Dans le passé, l’édification de la nation impliquait souvent des appels à l’ethnicité et à l’idéologie de la part des dirigeants politiques. Mais la politique et la violence à caractère ethnique que de nombreuses nations ont embrassées au début de leur histoire sont tombées dans le discrédit et donneraient probablement lieu à des accusations de crimes de guerre. Peut-être plus important encore, aucune idée forte n’anime la politique mondiale comme elle le faisait autrefois. À la fin de la Seconde Guerre mondiale, Sukarno, le dirigeant de l’Indonésie moderne, a fait la promotion d’une idéologie qu’il avait lui-même élaborée en faisant de ce mélange de nationalisme, de marxisme et d’islam, dans le cadre de son effort réussi pour unifier l’Indonésie. Pour Sukarno, les principales croyances et idées qui ont traversé le monde à l’époque ont permis de bâtir une nation vaste et peuplée à partir d’une chaîne ethniquement diversifiée d’îles éloignées. Mais la politique mondiale d’aujourd’hui est dépourvue de grandes idées et d’idéologies révolutionnaires. La plupart des pays se sont conformés au Consensus de Washington sur les normes de gouvernance et d’économie. Même les autocraties restantes respectent largement ces règles. Seuls quelques pays d’Amérique latine – la Bolivie, par exemple – s’enorgueillissent de mouvements politiques au niveau national visant à remettre en cause le néolibéralisme.

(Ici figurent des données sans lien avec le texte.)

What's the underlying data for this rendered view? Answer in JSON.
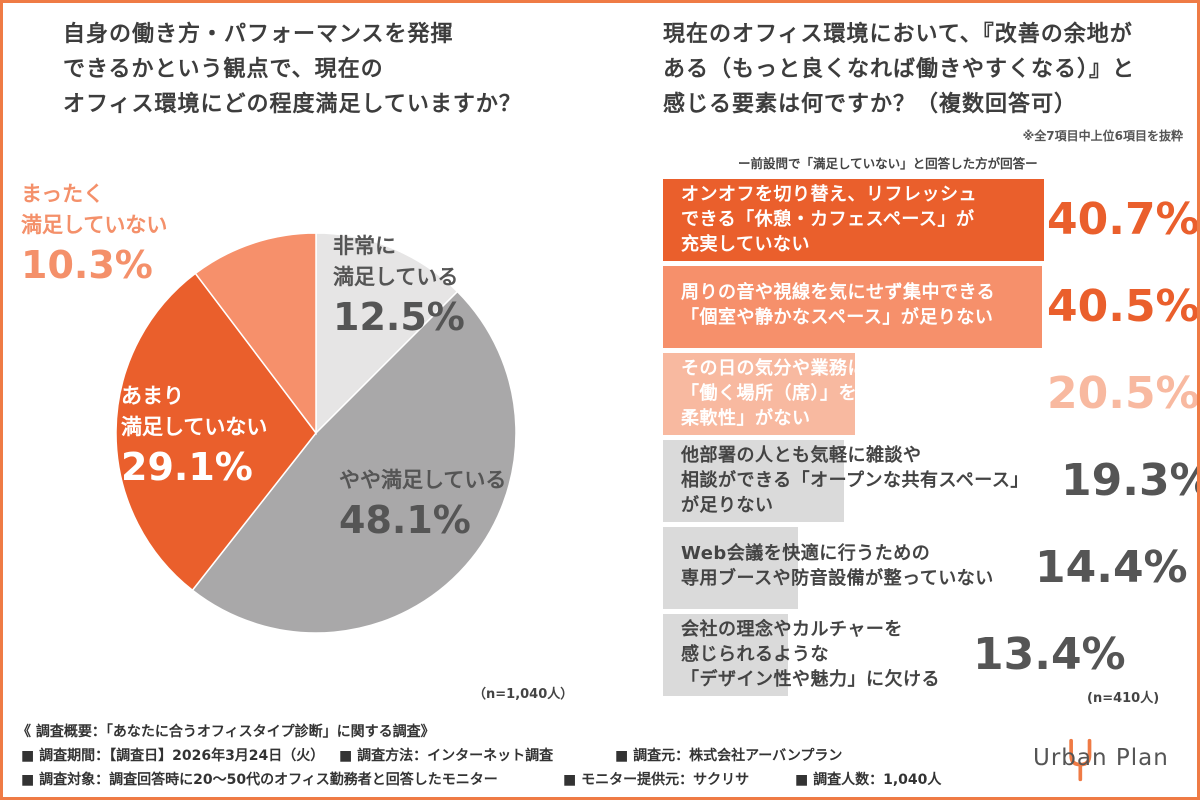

En somme, l’ère de l’édification de la nation est peut-être révolue. Espérons que oui. L’édification d’une nation implique, au fond, la violence de la répression interne et des conflits externes. La France de l’ère révolutionnaire, l’Amérique jacksonienne et la Chine maoïste – trois périodes marquantes de l’édification de la nation dans l’histoire mondiale – sont aussi connues pour leurs crimes que pour leurs réalisations durables. Si la fin de l’ère de l’édification d’une nation peut être une aubaine pour le monde en général, elle n’est guère réconfortante pour les pays qui luttent pour s’établir. Il n’y aura probablement pas de Sukarno pour l’Afghanistan ou la Somalie, deux pays où une série d’aspirants ont échoué pendant des décennies à devenir de véritables dirigeants nationaux ou à renforcer la nationalité de leur pays. Le Kurdistan irakien, le territoire kurde de l’Irak, une nation sans Etat, n’est pas prêt de lever son propre drapeau dans un avenir proche, restant dans une sorte de statut semi-autonome. C’est la source d’une énorme frustration pour les Kurdes du Moyen-Orient, comme l’a clairement montré le récent référendum sur l’indépendance au Kurdistan irakien. Mais le chemin vers la nation que recherchent de nombreux Kurdes semble avoir disparu.